Sokodé, 9 mars (ATOP) – Les acteurs de la santé de la région Centrale ont passé en revue les performances de l’année écoulée, au cours d’un atelier du 5 au 7 mars à Sokodé. Le bilan des activités est globalement positif. On note en l’occurrence l’augmentation du personnel de santé grâce aux concours de la fonction publique, avec une répercussion positive sur la proportion des accouchements assistés par un personnel qualifié. Le taux a évolué de 89% en 2023 à 92% l’année dernière. La proportion d’enfants de moins de 5 ans malnutris pris en charge est passée de 54% à 60% et celle des enfants 0 à 11 mois ayant reçu 3 doses du vaccin Pentavalent est de 122% contre 99% en 2023. Les taux des femmes qui ont bénéficié de la césarienne subventionnée par l’Etat et des citoyens couverts par l’assurance maladie ont nettement évolué également.
Par ailleurs, 15 nouveaux centres de santé, à raison de 3 par préfecture sont construits dans la région et 5 autres sont en cours de construction, afin de rapprocher les populations des services de santé. En outre, la mise en œuvre de la stratégie dénommée « L’approche qualité » qui permet de mettre en place un certain nombre d’outils pour garantir les soins de qualité aux populations est effective dans la plupart des formations sanitaires. A cela s’ajoute des améliorations au niveau des soins curatifs, du traitement de la tuberculose et de la prise en charge des PVVIH entre autres.
Par contre, le taux de femmes enceintes ayant effectué au moins 4 contacts de soins prénataux est de 69% en 2023 tout comme en 2024. Le taux de fréquentation des centres de santé par les populations est le même. Selon le directeur régional de la Santé, Dr. N’Djao Akawulu cela s’explique par le fait que malgré les progrès, les populations, sous l’influence de certains us et coutumes n’adhèrent pas encore vraiment aux interventions pouvant apporter des résultats positifs, d’où la nécessité de revoir la mobilisation sociale et mieux communiquer avec les citoyens. « Nous devons œuvrer davantage pour améliorer les indicateurs à ce niveau ».
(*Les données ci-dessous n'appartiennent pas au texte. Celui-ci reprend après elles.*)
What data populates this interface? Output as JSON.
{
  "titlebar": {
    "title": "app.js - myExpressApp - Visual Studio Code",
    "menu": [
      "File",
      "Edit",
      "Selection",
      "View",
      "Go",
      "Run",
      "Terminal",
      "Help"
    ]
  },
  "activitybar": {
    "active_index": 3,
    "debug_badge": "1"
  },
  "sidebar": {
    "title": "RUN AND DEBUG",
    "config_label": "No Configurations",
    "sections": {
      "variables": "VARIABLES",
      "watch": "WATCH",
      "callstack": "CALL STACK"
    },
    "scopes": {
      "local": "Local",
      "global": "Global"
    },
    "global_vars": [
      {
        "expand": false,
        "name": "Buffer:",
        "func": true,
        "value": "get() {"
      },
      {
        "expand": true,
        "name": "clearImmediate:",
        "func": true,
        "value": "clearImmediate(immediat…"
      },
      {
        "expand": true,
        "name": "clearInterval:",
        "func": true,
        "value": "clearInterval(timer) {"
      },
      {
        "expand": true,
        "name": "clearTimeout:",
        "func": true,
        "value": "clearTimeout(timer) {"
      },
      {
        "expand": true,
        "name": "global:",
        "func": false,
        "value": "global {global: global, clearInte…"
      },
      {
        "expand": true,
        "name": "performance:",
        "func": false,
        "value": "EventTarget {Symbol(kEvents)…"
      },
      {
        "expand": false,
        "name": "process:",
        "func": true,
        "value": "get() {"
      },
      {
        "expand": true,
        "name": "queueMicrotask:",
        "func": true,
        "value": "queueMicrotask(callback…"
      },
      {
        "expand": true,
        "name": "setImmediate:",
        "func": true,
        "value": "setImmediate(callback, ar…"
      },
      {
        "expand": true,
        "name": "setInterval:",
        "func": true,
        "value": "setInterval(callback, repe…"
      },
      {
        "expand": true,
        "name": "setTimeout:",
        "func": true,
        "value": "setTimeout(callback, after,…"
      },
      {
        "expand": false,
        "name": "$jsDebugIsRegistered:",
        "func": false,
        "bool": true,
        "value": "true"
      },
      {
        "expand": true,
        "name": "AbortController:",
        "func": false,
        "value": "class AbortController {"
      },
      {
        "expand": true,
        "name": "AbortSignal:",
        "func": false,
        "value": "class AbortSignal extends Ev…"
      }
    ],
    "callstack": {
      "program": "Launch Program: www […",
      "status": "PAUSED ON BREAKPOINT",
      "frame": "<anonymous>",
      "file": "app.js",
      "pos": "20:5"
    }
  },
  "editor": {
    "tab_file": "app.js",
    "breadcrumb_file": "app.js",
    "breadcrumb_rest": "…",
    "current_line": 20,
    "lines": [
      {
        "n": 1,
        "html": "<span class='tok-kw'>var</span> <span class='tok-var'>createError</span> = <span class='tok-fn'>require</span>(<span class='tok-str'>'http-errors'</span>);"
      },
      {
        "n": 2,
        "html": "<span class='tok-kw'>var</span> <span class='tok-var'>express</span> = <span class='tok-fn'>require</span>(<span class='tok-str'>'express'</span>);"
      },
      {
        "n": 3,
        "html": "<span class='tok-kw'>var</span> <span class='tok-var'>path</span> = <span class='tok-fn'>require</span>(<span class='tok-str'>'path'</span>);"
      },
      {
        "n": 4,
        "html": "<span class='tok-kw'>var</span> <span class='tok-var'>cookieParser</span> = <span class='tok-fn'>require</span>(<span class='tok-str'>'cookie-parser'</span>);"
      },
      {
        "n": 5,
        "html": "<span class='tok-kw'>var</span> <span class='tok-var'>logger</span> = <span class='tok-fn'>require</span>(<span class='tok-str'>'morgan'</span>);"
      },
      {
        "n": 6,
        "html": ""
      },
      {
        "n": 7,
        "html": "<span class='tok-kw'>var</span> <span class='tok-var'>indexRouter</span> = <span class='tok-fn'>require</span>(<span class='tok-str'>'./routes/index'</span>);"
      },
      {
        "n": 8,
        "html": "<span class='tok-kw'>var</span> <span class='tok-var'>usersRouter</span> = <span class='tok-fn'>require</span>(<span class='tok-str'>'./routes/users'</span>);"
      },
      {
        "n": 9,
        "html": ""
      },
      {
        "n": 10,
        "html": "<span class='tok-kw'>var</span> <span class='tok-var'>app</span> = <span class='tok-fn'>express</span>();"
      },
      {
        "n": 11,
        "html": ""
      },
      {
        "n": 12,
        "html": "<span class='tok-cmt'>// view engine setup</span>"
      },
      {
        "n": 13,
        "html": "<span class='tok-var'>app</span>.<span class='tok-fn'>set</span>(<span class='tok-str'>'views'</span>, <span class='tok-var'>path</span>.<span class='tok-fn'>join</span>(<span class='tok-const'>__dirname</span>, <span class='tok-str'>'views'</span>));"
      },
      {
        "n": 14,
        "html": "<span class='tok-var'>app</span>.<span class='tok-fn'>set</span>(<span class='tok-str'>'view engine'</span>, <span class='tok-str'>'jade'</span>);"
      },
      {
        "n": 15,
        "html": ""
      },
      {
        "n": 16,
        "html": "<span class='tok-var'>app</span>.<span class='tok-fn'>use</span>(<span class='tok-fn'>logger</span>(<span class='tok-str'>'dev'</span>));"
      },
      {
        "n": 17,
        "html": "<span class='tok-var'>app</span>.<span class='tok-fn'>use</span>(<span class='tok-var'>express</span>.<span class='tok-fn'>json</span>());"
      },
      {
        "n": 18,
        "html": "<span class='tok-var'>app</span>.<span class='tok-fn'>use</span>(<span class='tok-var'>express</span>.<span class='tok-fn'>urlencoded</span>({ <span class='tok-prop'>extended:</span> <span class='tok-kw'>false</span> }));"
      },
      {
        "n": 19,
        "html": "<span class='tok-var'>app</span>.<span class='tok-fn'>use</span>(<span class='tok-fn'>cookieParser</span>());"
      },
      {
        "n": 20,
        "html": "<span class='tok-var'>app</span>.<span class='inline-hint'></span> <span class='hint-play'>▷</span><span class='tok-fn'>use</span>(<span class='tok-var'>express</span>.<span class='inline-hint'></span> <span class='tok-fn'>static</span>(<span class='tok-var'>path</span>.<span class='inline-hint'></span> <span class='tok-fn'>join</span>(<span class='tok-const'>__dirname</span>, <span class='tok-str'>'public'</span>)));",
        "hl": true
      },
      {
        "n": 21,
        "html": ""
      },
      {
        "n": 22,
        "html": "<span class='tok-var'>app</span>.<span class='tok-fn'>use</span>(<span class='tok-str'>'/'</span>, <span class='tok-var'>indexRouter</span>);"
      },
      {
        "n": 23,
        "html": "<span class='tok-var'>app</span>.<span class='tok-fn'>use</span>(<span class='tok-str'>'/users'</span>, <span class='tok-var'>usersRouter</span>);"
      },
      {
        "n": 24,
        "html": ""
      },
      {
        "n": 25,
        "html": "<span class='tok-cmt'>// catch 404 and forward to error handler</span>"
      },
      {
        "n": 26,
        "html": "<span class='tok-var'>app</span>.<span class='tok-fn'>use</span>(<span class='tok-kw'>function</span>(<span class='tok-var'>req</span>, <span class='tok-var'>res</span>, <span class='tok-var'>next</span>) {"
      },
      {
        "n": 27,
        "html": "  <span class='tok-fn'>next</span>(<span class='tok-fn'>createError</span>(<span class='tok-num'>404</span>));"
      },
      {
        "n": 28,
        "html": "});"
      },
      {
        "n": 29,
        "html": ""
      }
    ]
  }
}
Le directeur régional a évoqué également la question relative au comportement peu orthodoxe de certains agents, rappelant que dans le cadre de la stratégie « Approche qualité », il est prévu une évaluation de la satisfaction de la population. « Des éléments qui vont permettre au système de santé de s’autoréguler et d’identifier ces agents », a-t-il révélé.
Le secrétaire permanent du Plan national de développement sanitaire (PNDS), Dr Dogbé Kokou Sika, représentant le secrétaire général du ministère de la santé et de l’hygiène publique, a félicité tous les acteurs pour les résultats encourageants obtenus en 2024. Il a fait savoir que cette revue marque la 2e année de la mise en œuvre du PNDS 2023-2027 qui prend en compte les réformes du cadre organique du département ministériel et de la gestion des formations sanitaires publiques sans oublier des réformes hospitalières et celles du secteur pharmaceutique, entre autres. Dr Dogbé a indiqué que le PNDS a pris en compte les nouvelles thématiques de l’heure passant ainsi de 34 indicateurs traceurs suivis dans le PNDS précédent à 57 retenus dans l’actuel.
Le secrétaire général de la préfecture de Tchaoudjo, Daro Ouro-Akondo, le maire de la commune Tchaoudjo 1, Korodowou Ahini-Mankana et d’autres autorités administratives, militaires et traditionnelles ont pris part aux travaux.